Un programme de 80 millions d'euros a été mis en oeuvre pour continuer de remettre en état le canal d'Orléans, en le rendant navigable.
D'ici à dix ans, nous aurons donc investi à peu près 100 millions d'euros dans ce cadeau de l'État donné en concession au département. Il est important de noter cette somme !
Nous demandons par conséquent que la propriété de la section du canal d'Orléans restée dans le domaine privé de l'État, car oubliée lorsqu'elle a été déclassée, soit transférée au conseil général du Loiret pour un euro symbolique, comme cela a été fait pour les autres canaux. En effet, sans le déclassement intervenu, elle serait restée dans le domaine public fluvial, aurait été entretenue et aurait pu être transférée pour l'euro symbolique. Mais l'appartenance au domaine privé de l'État ne permettant pas un transfert à titre gratuit, on propose de nous vendre cette partie du canal pour laquelle nous avons investi afin de remettre en état ce patrimoine, ce qui pose un certain nombre de problèmes.
Une cession pour l'euro symbolique serait d'autant plus morale que nous allons remettre en état cette section du canal, à la satisfaction de tout le monde et surtout pour éviter son démantèlement, puisqu'il s'agit de patrimoine national.
Tels sont la question et l'objet de cet amendement. L'actif réalisable par le propriétaire dans trente ans se compte sur les doigts d'une main : quelques millions d'euros, alors que le passif, ce que nous investissons, est d'environ 100 millions d'euros. Faites la balance ! Bien évidemment, nous hésitons à mettre quelques millions d'euros pour racheter quelque chose qui va nous coûter cher ! C'est le premier point.
Le second point, qui est hors amendement, mérite néanmoins quelques explications : il s'agit de l'aspect hydraulique. Un canal n'a d'intérêt et nous n'investirons que si de l'eau y circule - c'est quand même le but d'un canal ! - et, si l'on « route » les quarante écluses, qu'au moins il soit possible de faire des éclusées ! Nous devons trouver avec l'État une solution pérenne, et non remise en cause perpétuellement, pour faire fonctionner ce canal.
Actuellement, nous faisons une étude hydraulique extrêmement complexe. Nous avons besoin du soutien de l'État - un soutien pas forcément financier, mais technique - pour nous aider à avancer et pour valider à la fin du processus les solutions préconisées dans cette étude que nous souhaitons mener conjointement.
Sans ces deux points, le premier qui fait l'objet de l'amendement et le second, sous-jacent, qui concerne l'hydraulique et l'eau, laquelle est bien l'objet du projet de loi que nous examinons, nous ne parviendrons pas à faire fonctionner ce canal.

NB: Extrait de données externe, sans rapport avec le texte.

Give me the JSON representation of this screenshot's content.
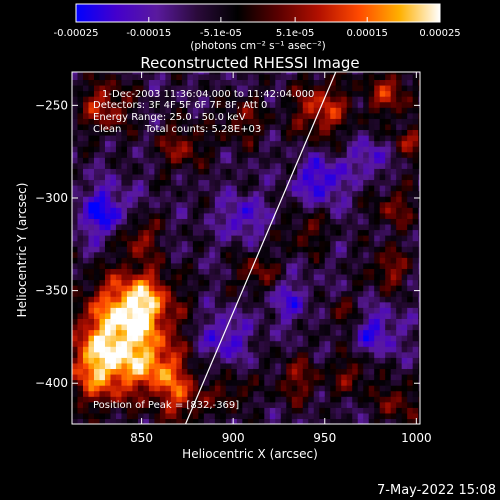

Très peu de gens d'ailleurs s'intéressent à la reprise des canaux, car tout le monde sait ce que cela coûte. Mais, pour nous, il s'agit d'un investissement touristique et économique. Dans un département voisin, l'État est en train d'abandonner financièrement un canal dont il est propriétaire. Les collectivités se retirent financièrement également. Cela va être une catastrophe écologique ! Le poids de la collectivité est en effet important pour sauver le patrimoine et en matière écologique et environnementale.
Tel est l'objet de cet amendement, dont la présentation a peut-être été un peu longue, mais, encore une fois, c'est important pour le patrimoine national.